Ultimately, Hamilton did pick it up Burr's gauntlet and the two traveled from Manhattan, New York to New Jersey for their standoff. The eye-witness accounts by "seconds" for both men conflicted. Burr's handpicked observer said Hamilton missed. Hamilton's guy said he intentionally fired wide.  But Hamilton did pause to put on his eye glasses. Did he want to be sure he missed? They stood a mere ten paces apart. (Having been held up at gunpoint, I can tell you ten paces is a bit too cozy for comfort.) The two men fired. Hamilton died in Manhattan some 31 hours later. Reportedly, his shooter had worn the equivalent to a bulletproof silk coat, "impenetrable to ball."
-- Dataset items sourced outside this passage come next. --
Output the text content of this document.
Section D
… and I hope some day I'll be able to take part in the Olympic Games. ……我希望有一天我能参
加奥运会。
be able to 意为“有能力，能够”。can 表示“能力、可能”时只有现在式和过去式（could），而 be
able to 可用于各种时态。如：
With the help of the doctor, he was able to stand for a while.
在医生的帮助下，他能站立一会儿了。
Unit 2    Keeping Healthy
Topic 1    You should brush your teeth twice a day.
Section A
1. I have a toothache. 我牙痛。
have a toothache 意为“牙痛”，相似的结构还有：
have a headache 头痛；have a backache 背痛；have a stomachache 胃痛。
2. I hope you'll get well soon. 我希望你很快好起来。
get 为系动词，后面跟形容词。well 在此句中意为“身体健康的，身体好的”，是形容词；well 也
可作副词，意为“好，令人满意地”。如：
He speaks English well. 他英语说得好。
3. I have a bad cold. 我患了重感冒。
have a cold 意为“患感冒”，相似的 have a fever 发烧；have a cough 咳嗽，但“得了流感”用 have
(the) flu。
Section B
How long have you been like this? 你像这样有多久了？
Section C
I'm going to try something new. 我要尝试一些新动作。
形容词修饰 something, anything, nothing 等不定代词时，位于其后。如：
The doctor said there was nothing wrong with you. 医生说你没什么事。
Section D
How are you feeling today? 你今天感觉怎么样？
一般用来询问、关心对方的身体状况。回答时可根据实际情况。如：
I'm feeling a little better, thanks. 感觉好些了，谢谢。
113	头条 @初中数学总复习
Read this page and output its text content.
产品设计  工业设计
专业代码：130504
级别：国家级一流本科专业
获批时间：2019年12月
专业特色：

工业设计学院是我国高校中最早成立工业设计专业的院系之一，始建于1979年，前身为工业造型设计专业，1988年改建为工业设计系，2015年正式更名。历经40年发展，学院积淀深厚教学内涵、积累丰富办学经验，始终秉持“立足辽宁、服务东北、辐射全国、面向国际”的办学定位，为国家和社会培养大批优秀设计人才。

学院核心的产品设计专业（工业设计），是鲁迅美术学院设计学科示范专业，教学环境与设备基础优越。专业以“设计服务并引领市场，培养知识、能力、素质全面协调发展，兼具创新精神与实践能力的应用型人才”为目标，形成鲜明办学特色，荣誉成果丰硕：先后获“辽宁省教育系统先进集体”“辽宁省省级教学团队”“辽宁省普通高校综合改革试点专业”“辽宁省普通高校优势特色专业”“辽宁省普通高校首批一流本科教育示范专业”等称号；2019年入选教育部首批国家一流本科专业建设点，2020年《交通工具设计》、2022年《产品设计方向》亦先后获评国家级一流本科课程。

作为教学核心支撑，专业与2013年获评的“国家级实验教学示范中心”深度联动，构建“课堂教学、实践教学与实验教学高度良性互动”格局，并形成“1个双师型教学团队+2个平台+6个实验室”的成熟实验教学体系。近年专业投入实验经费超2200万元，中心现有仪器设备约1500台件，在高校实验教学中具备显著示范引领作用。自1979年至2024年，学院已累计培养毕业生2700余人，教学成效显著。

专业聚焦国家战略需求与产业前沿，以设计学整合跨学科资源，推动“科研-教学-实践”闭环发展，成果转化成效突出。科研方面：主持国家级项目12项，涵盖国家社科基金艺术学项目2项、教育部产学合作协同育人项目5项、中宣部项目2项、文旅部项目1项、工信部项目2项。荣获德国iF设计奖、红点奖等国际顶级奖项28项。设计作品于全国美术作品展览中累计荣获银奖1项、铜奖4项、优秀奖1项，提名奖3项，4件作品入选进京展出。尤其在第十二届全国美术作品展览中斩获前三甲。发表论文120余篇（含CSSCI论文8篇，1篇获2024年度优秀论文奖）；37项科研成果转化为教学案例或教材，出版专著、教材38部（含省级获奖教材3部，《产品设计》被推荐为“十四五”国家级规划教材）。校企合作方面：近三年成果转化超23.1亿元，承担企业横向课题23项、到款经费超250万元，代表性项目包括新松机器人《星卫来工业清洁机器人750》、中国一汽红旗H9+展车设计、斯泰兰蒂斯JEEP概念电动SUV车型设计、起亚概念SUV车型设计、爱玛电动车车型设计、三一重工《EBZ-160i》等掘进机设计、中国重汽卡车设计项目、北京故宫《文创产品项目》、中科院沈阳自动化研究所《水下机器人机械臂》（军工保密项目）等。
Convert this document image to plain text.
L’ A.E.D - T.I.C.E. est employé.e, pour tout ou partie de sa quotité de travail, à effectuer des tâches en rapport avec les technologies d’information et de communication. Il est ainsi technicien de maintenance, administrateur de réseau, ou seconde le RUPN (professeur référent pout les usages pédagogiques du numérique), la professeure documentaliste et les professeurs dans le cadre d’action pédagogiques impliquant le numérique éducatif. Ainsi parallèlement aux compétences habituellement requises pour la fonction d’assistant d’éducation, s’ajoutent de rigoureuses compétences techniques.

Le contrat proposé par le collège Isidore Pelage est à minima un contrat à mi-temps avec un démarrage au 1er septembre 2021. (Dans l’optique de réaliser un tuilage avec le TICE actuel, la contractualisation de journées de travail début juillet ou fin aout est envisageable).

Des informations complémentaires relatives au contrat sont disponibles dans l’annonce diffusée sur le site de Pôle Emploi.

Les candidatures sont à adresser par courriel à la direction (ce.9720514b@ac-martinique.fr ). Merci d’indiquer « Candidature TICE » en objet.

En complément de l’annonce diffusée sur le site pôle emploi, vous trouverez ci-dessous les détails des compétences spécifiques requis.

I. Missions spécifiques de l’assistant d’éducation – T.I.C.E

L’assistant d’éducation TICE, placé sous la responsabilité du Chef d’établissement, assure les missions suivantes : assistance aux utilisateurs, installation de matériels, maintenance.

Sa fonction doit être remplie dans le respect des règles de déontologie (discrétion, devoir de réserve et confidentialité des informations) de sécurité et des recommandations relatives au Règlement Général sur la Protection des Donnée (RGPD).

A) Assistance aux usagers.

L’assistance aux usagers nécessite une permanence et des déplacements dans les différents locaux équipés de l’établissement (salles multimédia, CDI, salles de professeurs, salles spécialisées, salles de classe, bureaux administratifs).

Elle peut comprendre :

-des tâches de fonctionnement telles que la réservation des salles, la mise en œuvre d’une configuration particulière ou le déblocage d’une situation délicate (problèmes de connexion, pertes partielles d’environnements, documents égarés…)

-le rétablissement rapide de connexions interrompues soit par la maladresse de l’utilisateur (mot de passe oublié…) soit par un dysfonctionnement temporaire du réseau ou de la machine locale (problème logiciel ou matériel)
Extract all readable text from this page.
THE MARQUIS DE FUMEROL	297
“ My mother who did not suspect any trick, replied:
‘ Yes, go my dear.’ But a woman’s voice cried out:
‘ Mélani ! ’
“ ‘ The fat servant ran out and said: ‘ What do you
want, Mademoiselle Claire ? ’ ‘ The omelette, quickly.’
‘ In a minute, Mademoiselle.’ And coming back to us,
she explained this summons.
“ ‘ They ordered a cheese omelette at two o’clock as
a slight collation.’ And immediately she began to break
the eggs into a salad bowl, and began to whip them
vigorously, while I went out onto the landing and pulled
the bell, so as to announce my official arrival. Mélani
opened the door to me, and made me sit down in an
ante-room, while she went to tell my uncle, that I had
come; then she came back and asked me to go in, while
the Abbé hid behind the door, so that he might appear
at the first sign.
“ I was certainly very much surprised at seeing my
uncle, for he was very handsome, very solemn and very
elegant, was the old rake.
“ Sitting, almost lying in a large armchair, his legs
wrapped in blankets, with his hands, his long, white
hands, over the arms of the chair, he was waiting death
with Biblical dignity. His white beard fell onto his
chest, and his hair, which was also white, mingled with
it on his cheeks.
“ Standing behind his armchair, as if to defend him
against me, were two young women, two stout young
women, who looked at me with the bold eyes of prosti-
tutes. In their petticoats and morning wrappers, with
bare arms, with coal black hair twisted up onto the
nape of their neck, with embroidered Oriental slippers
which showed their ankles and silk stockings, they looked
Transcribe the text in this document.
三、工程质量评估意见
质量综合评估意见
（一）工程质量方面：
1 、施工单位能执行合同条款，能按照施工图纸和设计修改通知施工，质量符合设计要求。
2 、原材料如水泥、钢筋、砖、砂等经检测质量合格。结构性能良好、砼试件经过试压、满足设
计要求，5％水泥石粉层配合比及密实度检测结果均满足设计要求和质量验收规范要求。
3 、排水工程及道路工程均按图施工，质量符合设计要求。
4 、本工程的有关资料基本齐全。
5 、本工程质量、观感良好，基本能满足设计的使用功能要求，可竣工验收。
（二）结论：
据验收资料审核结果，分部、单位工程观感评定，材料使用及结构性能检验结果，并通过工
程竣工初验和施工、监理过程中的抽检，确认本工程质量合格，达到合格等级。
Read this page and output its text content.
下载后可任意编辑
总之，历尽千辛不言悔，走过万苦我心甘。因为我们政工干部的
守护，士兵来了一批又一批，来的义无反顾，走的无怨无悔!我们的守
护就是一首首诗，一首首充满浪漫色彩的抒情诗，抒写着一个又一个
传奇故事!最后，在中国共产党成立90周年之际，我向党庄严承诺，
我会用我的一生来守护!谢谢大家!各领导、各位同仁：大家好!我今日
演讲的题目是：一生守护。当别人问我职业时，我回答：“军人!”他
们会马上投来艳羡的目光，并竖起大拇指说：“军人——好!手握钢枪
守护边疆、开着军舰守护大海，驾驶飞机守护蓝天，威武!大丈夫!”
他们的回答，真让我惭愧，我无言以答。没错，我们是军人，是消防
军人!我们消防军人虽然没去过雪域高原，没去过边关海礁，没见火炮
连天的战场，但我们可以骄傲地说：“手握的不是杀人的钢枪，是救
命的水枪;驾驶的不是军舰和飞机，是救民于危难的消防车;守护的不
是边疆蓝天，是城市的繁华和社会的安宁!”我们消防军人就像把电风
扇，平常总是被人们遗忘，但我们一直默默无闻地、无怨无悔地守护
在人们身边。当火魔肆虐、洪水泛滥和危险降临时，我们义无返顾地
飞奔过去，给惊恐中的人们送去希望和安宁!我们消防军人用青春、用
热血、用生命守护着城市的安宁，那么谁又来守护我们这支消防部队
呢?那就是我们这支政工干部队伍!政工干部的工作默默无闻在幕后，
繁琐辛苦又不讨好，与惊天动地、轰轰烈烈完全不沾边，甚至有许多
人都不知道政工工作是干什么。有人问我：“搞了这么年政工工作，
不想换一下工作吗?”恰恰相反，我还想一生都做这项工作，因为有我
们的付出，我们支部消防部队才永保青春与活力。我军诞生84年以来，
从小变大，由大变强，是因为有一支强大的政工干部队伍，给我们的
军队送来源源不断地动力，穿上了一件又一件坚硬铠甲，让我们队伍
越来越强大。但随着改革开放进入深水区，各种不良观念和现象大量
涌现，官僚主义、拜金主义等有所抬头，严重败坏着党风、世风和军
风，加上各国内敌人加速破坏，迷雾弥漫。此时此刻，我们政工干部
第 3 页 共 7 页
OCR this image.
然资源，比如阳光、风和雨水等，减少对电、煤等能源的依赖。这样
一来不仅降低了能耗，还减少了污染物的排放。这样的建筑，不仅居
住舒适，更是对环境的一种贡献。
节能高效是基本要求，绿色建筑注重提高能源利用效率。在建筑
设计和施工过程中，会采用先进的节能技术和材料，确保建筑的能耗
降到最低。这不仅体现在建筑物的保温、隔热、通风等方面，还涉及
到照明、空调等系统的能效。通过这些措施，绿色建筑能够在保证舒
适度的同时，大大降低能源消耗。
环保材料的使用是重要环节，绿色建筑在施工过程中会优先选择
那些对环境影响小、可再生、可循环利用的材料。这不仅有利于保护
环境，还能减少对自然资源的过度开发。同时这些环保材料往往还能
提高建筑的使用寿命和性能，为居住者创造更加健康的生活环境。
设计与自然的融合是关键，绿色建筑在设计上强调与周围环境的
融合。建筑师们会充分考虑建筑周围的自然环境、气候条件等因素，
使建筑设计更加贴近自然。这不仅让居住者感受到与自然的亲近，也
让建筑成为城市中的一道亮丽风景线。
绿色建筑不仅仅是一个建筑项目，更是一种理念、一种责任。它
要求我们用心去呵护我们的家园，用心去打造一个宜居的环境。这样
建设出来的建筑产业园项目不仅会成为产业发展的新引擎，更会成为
Burr escaped trial, though wanted for murder in two states. He was Vice President of the U.S. when he killed Hamilton, who had been America's first Secretary of the Treasury, under George Washington. Later, Burr hooked up with a U.S. general who was secretly being paid by Spain. He and his sinister colleague planned an invasion of Mexico to establish a separate government there. Burr was tried on charges of treason for planning to attack Spanish territory. He was acquitted. Burr even attempted to persuade Napoleon of France to participate in a conquest on Florida.

By the start of World War I, officials in Germany outlawed the code of dueling there but the insane Nazi party reinstated the practice in 1936 when they came to power.  Imagine that, trial by firearm was still in vogue less than 100 years ago.

Comprehending this mind boggling approach to justice and so-called honor helps shed some light on America's relationship with guns, right from its founders to our present day.

I can't help but wonder what course our political debates and international wars would take if dueling were reinstated to resolve territorial disputes, partisan gridlock and global conflicts. Ridiculous right? However, it is important to remember, history says most duels were settled without a shot being fired. Rationale people tend to sober up when no one is standing between them and the enemy they're agitating.

True honor is refusing to pick up the gauntlet. "It is enough."